Insurance cover not appropriate

Row over insurance cover in liberalised regulation regime

Law firms could be left in an insurance gap and clients out of pocket in cases of negligence if plans to drop barriers to lawyers switching regulators are given the green light, the solicitors’ trade union said on Friday.

In yet another round of sniping in the war of words between the Law Society and the Solicitors Regulation Authority, the arcane role of run-off insurance cover for law firms was put in the spotlight.

The SRA has proposed that lawyers should be allowed as much flexibility as possible in choosing which authorised regulator should oversee them. The Law Society has said that it supports in principle the authority’s aim “to encourage a competitive market by removing unnecessary barriers”.

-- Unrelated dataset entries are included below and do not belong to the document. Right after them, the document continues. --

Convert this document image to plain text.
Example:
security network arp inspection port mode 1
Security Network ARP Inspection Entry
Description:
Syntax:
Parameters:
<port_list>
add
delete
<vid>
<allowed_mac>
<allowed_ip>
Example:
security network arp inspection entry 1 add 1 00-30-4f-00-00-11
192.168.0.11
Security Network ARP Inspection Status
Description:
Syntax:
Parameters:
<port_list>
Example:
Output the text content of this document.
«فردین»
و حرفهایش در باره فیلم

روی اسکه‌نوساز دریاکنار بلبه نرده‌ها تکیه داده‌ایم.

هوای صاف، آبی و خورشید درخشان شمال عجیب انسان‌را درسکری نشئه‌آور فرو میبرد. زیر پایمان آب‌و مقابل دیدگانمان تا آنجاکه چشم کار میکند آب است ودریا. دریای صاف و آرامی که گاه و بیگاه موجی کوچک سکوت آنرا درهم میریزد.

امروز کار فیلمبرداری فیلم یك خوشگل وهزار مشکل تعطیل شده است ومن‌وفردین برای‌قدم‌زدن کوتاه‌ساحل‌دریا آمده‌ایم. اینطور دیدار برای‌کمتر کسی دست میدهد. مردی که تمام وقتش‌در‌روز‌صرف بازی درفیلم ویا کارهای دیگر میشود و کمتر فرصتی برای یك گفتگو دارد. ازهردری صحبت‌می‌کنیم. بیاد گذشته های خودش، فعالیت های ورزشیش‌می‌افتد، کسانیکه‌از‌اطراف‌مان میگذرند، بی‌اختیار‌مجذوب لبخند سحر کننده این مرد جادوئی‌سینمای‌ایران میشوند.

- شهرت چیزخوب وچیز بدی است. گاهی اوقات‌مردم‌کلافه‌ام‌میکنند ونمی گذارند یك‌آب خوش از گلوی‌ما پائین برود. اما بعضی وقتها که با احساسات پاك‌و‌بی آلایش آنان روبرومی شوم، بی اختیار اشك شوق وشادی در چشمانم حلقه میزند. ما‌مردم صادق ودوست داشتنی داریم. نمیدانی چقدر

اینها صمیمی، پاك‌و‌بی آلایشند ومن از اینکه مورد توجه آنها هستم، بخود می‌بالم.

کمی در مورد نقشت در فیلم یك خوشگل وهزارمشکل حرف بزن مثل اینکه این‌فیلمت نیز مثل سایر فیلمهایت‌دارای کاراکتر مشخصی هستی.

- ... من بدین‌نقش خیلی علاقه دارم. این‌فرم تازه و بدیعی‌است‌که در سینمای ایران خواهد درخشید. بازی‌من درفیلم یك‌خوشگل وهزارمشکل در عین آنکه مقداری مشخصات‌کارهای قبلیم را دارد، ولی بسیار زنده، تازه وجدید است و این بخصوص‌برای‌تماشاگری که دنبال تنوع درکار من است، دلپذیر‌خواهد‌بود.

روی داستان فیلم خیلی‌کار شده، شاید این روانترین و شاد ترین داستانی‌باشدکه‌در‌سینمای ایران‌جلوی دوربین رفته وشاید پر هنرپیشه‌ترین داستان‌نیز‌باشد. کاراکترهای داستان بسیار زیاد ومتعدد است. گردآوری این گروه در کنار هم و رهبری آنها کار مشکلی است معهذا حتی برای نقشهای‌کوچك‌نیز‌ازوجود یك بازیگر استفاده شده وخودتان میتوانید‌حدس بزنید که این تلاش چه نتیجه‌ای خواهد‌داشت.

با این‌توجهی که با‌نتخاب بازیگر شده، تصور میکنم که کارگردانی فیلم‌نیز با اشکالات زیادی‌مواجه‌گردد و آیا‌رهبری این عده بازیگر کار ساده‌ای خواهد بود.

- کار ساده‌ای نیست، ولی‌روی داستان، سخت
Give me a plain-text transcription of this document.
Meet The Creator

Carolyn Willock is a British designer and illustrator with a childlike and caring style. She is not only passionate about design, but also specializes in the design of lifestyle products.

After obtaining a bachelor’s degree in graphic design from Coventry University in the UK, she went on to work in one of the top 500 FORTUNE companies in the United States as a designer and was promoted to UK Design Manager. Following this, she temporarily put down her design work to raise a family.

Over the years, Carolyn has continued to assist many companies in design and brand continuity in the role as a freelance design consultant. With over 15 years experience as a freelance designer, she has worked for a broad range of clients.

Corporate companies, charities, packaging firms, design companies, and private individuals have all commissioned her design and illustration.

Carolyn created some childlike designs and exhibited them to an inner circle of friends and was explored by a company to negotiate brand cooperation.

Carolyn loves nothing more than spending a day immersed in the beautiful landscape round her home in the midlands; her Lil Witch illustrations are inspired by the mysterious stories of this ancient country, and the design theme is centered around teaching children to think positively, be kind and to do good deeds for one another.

However, the organisation’s chief executive, Catherine Dixon, warned that switching regulator “must not be at the expense of client protection. We are concerned that the SRA’s proposals could leave existing and past clients of firms that switch regulator without appropriate cover.” Dixon added: “We cannot be confident that other regulators’ professional indemnity insurance requirements can appropriately accommodate an unknown number of solicitor firms coming under their umbrella.

“We will therefore be requesting that any changes to the regulatory framework which enables solicitors to change regulator ensures that PII arrangements protect our clients’ interests.”

An SRA spokesman said that the authority had raised client protection issues in its recent consultation on proposals for switching regulators. “Our aim as always is to strike the right balance on removing unnecessary restrictions on firms without reducing the protections in place for users of legal services.”